Генри от изумления приоткрыл рот.
— Семь писем, адресованных персонажу. В начале фильма, когда Лили все время меняется, она появляется ровно семь раз. Семь ипостасей. А вы никогда не спрашивали, почему он писал ей, а не вам?
Эдди удивленно округлила глаза:
— Нет. Эти письма такие разные, как будто написаны разным людям.
— Ну хитер, чертяка! — восхищенно покрутил головой Генри.
— Семь воплощений, — произнес я.
— Так вот, значит, большой секрет, из-за которого вы мне голову морочили! — негодующе возопила Линда. — Покойный писатель строчит письма адресату, которого вообще не существует в природе. Хороша сенсация, ничего не скажешь!

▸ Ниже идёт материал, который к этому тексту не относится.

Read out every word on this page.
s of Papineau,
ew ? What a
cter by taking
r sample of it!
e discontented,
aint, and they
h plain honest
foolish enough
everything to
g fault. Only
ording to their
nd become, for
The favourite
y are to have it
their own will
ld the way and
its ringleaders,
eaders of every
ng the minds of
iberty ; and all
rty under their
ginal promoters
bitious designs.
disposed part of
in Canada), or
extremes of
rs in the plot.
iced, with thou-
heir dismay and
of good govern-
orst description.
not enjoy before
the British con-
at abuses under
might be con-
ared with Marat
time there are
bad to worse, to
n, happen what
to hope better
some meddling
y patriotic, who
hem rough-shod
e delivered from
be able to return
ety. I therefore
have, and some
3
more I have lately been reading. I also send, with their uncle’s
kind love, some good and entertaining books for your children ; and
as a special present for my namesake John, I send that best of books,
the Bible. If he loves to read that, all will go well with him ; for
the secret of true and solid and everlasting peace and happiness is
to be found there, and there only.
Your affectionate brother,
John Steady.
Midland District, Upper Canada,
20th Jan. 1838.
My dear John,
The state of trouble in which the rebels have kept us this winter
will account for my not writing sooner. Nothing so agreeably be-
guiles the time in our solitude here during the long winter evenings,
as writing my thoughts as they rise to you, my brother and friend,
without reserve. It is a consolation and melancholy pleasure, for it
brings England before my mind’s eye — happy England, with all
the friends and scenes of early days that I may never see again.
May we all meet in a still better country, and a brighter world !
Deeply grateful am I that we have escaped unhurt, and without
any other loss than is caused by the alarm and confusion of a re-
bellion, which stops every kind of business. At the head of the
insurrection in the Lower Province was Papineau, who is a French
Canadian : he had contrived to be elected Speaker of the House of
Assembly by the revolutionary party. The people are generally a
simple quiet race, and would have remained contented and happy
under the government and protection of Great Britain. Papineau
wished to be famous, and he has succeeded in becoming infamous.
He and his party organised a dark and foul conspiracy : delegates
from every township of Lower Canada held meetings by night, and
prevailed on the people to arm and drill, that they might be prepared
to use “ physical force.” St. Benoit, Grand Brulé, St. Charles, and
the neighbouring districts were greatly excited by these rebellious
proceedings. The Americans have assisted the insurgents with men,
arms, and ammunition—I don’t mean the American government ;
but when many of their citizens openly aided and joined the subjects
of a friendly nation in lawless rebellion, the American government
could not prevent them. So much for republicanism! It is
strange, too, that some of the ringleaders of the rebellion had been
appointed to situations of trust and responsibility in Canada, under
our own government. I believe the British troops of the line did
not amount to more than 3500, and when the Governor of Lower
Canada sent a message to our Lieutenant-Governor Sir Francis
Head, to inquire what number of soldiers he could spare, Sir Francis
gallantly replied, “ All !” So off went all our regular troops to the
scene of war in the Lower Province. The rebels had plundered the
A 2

Соня переводила взгляд с Инги на меня, потом произнесла севшим от волнения голосом:
— Папа часто рассказывал мне, что слышит, как они разговаривают, люди, про которых он пишет, его герои. Даже когда книга была закончена, они не исчезали. Он словно не хотел, чтобы история подходила к концу, хотел продолжать. Наверное, думал, что пока не допишет, не умрет.
Генри откланялся первым. Уходя, он притянул Ингу к себе, и мне бросилось в глаза, как быстро она высвободилась из его объятий. С Линдой сестра попрощалась за руку, еще раз повторив свои извинения, в ответ на что журналистка схватила свои многочисленные накидушки и была такова. Инга, Соня и Эдди уходили все вместе.
— Мы решили поговорить дома, — объяснила мне сестра, — но вы с Бертоном можете никуда не спешить. Номер оплачен до следующего утра, так что посидите, выпейте чего-нибудь.
И мы с Бертоном остались. Устроились рядышком в креслах и заказали бутылку шотландского виски. Мой корпулентный собутыльник, одетый в дамское платье и тапочки, не вызвал ни малейшего любопытства у официанта, обслуживающего нас с утомленной вежливостью, заставляющей догадаться, что мысли его заняты вещами куда более важными — скажем, собственной сценической карьерой. Вот тогда-то Бертон и рассказал мне о долгих часах, проведенных на улице в обличье своего второго «я», городской сумасшедшей Дороти, которую он назвал как героиню «Волшебника из страны Оз». А до этого, оказывается, хотел, чтобы у его
— Знаешь, Эрик, у бреда, у всех этих сумасшедших разглагольствований, вдруг вскипающих по неведомой причине, есть какая-то упоительная сладость, ее в полной мере можно ощутить лишь со временем, и, как я подозреваю, мои подспудные маниакальные черты нашли выход в велеречиях благородного безумства, которые можно было изливать на всех и каждого. Как же я наслаждался накладными грудями, необъятной филейной частью, всем этим грузным, толстым, не стесненным никакими условностями женским естеством, которое скитается по городским улицам. Наслаждался даже его скорбями. И конечно, этой горькой, безотрадной незримостью моего статуса, которое я бы назвал эффектом пустого места. Понимаешь, тебя не видят. На тебя никто не смотрит. Толпа слепого и глухого народа, навьюченного сумками, пакетами, портфелями и рюкзаками, проносится мимо — таков, друг мой, удел всего, что невидимо, непознано, невыражено и предано забвению.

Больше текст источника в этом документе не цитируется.